Bernd Ziesemer
Als sich Monsanto-Chef Hugh Grant mit 123 Millionen Dollar Abfindung verabschiedete, warf ihm sein breit lächelnder Freund Werner Baumann jede Menge Lob hinterher. Der Bayer-Chef stellte sich Arm in Arm mit dem Schotten vor die Kameras, lobte seine „enorme Unterstützung“ bei der Übernahme des amerikanischen Konzerns und wies jede Kritik am Geschäftsgebaren des schon damals höchst umstrittenen Glyphosat-Produzenten zurück.
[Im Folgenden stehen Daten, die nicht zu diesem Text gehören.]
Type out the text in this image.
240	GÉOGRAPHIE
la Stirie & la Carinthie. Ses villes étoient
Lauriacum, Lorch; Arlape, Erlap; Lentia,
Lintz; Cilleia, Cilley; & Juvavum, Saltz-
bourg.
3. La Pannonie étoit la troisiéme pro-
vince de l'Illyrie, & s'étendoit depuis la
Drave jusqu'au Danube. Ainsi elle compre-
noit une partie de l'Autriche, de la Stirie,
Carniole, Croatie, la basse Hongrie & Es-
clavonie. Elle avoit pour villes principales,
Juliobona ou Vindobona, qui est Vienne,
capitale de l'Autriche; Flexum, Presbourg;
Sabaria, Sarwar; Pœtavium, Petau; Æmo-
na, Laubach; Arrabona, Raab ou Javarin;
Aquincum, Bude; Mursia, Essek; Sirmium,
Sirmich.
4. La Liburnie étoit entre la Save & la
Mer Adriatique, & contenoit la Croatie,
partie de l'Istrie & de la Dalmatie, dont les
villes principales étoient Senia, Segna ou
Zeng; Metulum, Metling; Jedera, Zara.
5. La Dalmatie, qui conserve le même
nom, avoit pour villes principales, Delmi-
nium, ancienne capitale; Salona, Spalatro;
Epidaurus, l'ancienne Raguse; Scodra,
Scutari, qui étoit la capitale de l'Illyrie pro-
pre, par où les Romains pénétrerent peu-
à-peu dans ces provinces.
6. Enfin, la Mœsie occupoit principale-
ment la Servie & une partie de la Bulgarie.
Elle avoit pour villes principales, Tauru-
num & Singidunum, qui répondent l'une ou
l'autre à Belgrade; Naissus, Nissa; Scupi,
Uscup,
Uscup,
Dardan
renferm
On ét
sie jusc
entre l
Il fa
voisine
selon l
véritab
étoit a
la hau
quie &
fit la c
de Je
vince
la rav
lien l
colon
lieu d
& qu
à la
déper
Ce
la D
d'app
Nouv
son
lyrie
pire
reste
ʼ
Seitdem sind die Gerichtsklagen gegen das Monsanto-Unkrautvernichtungsmittel Roundup auf 50.000 gestiegen, die schrägen PR-Methoden des Konzerns in das Kreuzfeuer der öffentlichen Kritik geraten und die zahlreichen Manipulationen mit angeblich wissenschaftlichen Studien ans Tageslicht gekommen. Bayer verspricht ständig Transparenz im Fall Glyphosat, aber verfolgt die Sünden der Monsanto-Vergangenheit nicht mit eigenen Mitteln nach, sondern gibt immer nur das zu, was sich auf keinen Fall mehr leugnen lässt. Deshalb versinkt der Konzern immer wieder im Monsanto-Sumpf, wenn es gerade so aussieht, als ginge es nun endlich wieder bergauf.
Jüngstes Beispiel : Nach Informationen der Organisation Lobby Control finanzierte Monsanto verdeckt die wissenschaftlichen Studien eines deutschen Professors, die bis zuletzt von Bayer als „unabhängige“ Beweise für die Unschädlichkeit von Glyphosat ins Feld geführt worden waren. Im deutschen Wissenschaftsbetrieb gilt es als schwerer Verstoß gegen die Forschungsregeln, den Finanzier einer Studie zu verschweigen. Bayer räumt jetzt das Fehlverhalten ein, hält die Studien des Monsanto-Mannes aber trotzdem für valide.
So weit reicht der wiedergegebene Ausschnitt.